The representation of neo-Nazis or an alliance of neo-Nazis does not constitute endorsement of neo-Nazi views; MLRPC 1.2(b): An attorney’s representation of a client, including representation by appointment, does not constitute an endorsement of the client’s political, economic, social or moral views or activities. However, do donating one’s own funds to neo-Nazis and then acting as their attorney in another context constitute, together, a manifestation of an 8..4(e) violation?
The following comment is offered in my personal, not professional, capacity. I do not see how one can reconcile the Maryland Attorney’s Oath (Md.

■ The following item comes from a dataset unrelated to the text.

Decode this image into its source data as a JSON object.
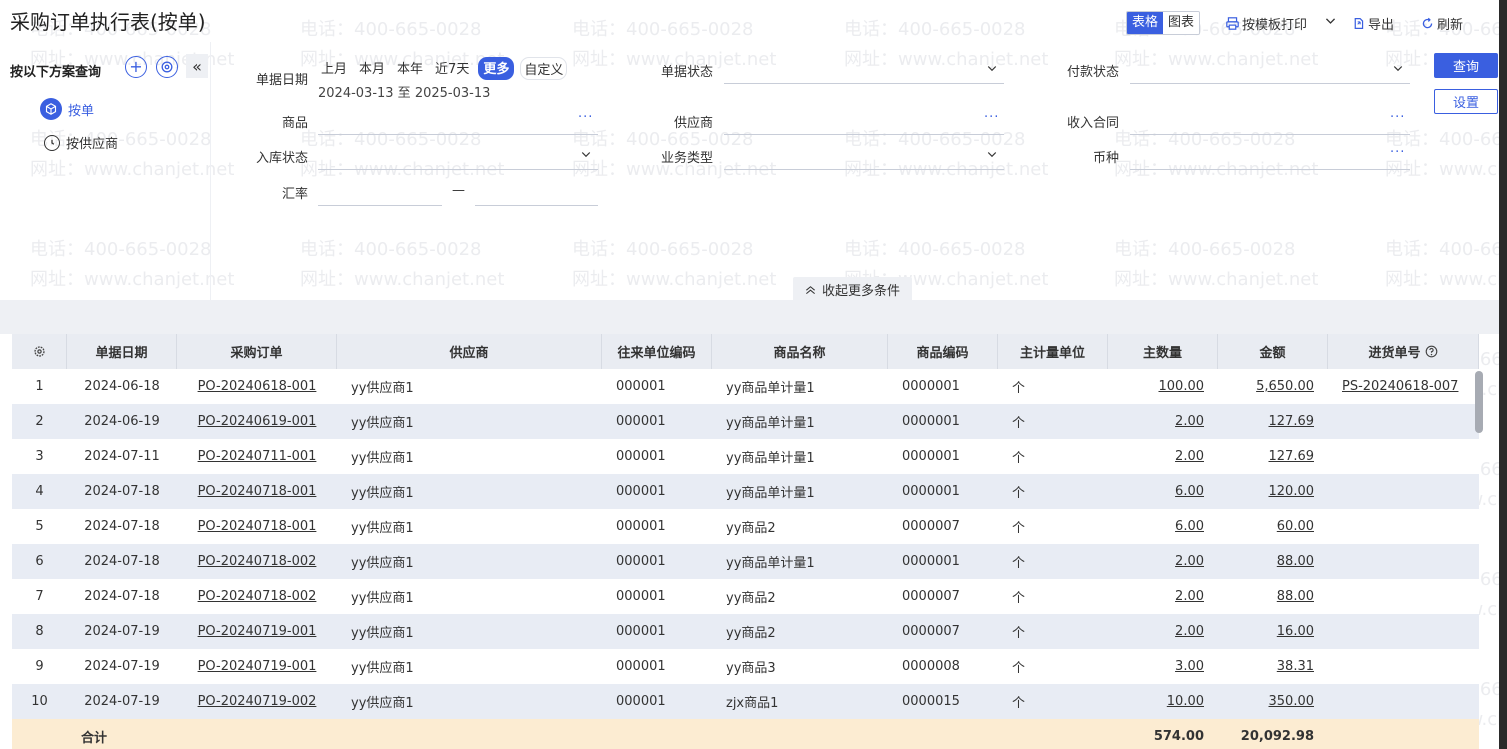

Code Ann., BO § 10-212) with personal support for the views of Nazism, white supremacy or the German Third Reich:
I do solemnly (swear) (affirm) that I will at all times demean myself fairly and honorably as an attorney and practitioner at law; that I will bear true allegiance to the State of Maryland, and support the laws and Constitution thereof, and that I will bear true allegiance to the United States, and that I will support, protect and defend the Constitution, laws and government thereof as the supreme law of the land; any law, or ordinance of this or any state to the contrary notwithstanding.